Midi, dans les allées guindées du Grand Palais, l’atmosphère se crispe doucement. La mine austère et l’allure imposante des policiers en civil se font de plus en plus pressantes et de nombreuses personnes sont interdites d’entrée et écartées vers le métro.

Ce vendredi, jour d’ouverture du salon « Solutions 21 », plusieurs organisations de la coalition climat 21 avaient annoncé la tenue d’un « Lobby tour », pour décrypter ce que cachent les affichages « écoresponsables », « verts » et « durables » des grandes entreprises qui se sont offertes un stand, moyennant 250 000 euros, par exemple, par Engie (ex GDF).

« On aurait pu organiser ce salon si nous avions voulu faire une caricature du « greenwashing » » , ironise Audrey Arjoune, de l’ONG Peuples solidaires.

Les nominés sont (notamment) :

Vinci, qui présente au salon son travail dans le cadre du « tink tank » Vivapolis qui préfigure l’Institut de la ville durable qui doit être lancé le 8 décembre, avec notamment la banque HSBC, Dassault et Suez. « L’emblème de cette entreprise, c’est Notre-Dame-des-Landes.
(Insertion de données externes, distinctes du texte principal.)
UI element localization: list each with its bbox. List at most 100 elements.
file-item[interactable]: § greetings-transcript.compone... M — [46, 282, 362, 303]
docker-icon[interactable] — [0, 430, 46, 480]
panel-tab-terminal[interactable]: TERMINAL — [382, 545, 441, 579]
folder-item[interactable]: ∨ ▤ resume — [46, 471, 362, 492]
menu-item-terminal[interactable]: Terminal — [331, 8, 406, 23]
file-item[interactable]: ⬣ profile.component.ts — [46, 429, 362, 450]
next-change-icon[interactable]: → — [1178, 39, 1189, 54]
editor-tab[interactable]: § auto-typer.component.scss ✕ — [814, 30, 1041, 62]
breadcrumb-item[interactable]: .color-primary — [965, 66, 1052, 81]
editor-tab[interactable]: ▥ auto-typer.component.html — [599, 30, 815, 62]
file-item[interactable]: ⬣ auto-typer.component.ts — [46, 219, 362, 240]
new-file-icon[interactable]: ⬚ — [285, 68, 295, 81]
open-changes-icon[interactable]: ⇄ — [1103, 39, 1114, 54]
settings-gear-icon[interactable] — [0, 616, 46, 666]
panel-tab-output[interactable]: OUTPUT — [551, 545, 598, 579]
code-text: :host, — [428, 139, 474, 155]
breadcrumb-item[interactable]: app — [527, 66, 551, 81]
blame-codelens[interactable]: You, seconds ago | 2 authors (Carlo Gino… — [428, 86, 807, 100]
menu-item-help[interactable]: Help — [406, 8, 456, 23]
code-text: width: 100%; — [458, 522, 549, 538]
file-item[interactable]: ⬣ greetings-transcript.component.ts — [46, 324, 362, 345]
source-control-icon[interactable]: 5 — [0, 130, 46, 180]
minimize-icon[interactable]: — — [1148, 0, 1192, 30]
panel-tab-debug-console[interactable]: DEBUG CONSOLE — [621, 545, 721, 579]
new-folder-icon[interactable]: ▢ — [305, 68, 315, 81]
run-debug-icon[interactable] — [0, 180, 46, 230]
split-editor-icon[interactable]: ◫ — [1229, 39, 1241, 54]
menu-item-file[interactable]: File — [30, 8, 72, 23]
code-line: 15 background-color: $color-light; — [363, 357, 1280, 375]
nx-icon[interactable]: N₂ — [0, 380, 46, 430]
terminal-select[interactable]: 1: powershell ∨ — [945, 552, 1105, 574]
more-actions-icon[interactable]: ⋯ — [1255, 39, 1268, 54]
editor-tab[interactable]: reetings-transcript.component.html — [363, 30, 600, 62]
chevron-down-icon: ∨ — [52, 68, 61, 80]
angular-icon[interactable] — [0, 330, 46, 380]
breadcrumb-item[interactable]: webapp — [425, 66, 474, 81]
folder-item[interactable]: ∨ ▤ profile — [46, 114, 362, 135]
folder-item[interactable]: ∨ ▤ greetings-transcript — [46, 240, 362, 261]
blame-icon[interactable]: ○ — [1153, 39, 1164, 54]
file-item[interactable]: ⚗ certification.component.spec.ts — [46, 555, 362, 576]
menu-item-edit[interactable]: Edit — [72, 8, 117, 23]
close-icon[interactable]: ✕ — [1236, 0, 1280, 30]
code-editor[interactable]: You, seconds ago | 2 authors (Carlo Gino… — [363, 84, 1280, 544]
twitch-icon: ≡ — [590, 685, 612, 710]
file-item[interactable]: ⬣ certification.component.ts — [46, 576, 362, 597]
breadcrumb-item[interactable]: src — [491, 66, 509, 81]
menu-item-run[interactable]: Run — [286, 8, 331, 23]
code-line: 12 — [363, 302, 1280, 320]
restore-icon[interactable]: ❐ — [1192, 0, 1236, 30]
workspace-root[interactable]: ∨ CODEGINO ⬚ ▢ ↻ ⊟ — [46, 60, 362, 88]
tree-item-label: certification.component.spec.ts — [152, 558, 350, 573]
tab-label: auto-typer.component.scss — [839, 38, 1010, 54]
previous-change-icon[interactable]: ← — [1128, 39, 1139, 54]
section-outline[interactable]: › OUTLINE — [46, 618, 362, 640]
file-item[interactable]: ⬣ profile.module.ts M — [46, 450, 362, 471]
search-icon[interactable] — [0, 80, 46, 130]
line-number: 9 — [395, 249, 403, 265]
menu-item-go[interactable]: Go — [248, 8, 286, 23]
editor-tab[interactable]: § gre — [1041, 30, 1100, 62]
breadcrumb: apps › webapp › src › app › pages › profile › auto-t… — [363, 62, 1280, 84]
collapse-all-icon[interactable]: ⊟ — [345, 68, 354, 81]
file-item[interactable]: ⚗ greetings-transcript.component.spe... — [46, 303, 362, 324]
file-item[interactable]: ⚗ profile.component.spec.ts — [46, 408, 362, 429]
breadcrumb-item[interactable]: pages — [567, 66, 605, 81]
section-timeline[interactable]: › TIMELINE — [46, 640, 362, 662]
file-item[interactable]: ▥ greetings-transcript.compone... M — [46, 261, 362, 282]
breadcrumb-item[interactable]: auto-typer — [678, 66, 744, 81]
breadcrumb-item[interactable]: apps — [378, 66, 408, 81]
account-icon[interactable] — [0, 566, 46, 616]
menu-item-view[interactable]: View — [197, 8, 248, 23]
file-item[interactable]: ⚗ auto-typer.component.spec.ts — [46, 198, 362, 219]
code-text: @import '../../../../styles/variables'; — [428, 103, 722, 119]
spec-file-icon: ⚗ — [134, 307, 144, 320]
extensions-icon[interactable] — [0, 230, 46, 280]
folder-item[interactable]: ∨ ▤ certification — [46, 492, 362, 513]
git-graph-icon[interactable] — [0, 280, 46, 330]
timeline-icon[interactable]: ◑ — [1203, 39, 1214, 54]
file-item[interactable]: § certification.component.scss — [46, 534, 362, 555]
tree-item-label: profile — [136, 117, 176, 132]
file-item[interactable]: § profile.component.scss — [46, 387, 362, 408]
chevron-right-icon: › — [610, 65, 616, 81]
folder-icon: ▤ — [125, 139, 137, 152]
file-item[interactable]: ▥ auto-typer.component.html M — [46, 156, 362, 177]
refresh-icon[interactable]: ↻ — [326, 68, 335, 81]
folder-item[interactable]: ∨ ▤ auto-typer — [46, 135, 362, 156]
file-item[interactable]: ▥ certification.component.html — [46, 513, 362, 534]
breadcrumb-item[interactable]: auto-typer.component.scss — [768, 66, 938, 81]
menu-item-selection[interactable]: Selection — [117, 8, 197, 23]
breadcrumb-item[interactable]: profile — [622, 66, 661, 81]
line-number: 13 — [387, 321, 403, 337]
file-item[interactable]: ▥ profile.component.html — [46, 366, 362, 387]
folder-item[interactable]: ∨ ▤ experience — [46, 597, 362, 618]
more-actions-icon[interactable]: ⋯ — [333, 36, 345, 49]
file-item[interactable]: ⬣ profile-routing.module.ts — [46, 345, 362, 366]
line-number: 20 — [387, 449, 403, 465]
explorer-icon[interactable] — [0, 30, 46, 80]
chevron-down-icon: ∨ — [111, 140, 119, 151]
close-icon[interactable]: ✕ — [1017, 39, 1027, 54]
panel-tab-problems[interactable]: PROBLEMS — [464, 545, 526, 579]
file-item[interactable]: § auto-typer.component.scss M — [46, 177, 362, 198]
Nous n’estimons pas qu’il fasse partie des solutions », note Floriant Copain, président des Amis de la Terre.
Engie , ex GDF, qui détient 30 centrales à charbon dans le monde. « Si on les additionne avec les 16 centrales détenues par EDF, dont l’État français est également actionnaire, cela représente la moitié des émissions de gaz à effet de serre de la France » , dénonce Sylvain Angerand, coordinateur des actions pour les Amis de la terre France.

Illustration - La société civile violemment expulsée du salon du « greenwashing »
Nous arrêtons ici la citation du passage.